We don’t know from the fossil record if the very earliest hominins had a valgus knee or adducted hallux, but we do know from the Laetoli tracks that A. afarensis had a fully adducted hallux, suggesting that the earlier hominins at least had partially adducted great toes.

Even modern humans with our short arms retain a faculty for suspensory behavior and tree-climbing. The fact that hominins retained this faculty strengthens the argument that hominins evolved in woodlands and made use of the trees for food as well as quick escape routes from predators. There is plenty of evidence that hominins were preyed upon and the ability to rapidly climb up trees would have been a useful trait. Plus, it would have been useful when competing against other tree-dwelling organisms for such scarce resources.

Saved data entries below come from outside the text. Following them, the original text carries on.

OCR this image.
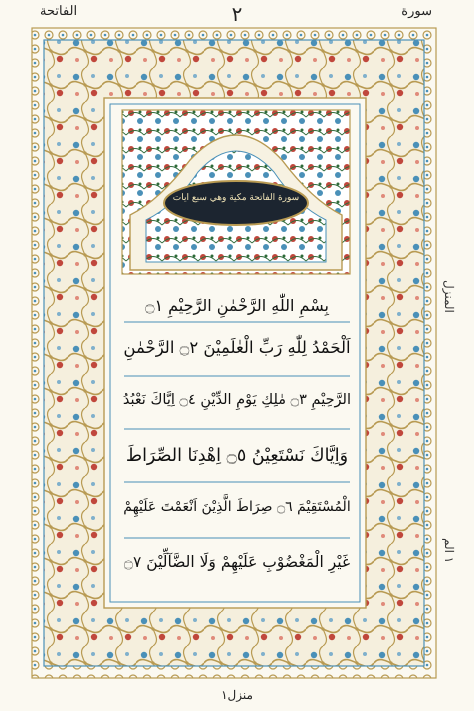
الفاتحة	٢	سورة
المنزل
١ الم
سورة الفاتحة مكية وهي سبع آيات
بِسْمِ اللّٰهِ الرَّحْمٰنِ الرَّحِیْمِ ۝١
اَلْحَمْدُ لِلّٰهِ رَبِّ الْعٰلَمِیْنَ ۝٢ الرَّحْمٰنِ
الرَّحِیْمِ ۝٣ مٰلِكِ یَوْمِ الدِّیْنِ ۝٤ اِیَّاكَ نَعْبُدُ
وَاِیَّاكَ نَسْتَعِیْنُ ۝٥ اِهْدِنَا الصِّرَاطَ
الْمُسْتَقِیْمَ ۝٦ صِرَاطَ الَّذِیْنَ اَنْعَمْتَ عَلَیْهِمْ
غَیْرِ الْمَغْضُوْبِ عَلَیْهِمْ وَلَا الضَّآلِّیْنَ ۝٧
منزل١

The early hominins don’t have many traits that strongly distinguish them from the chimpanzees. These traits only come into focus and are seen for how important they are when we consider their progeny and view hominin traits as trends, tendencies toward certain traits. The trick is to not view these traits as inevitabilities. We only need to look at Paranthropus with its megadontia to see how today’s fitness-increasing trait could be the next millenium’s energy-sapping liability.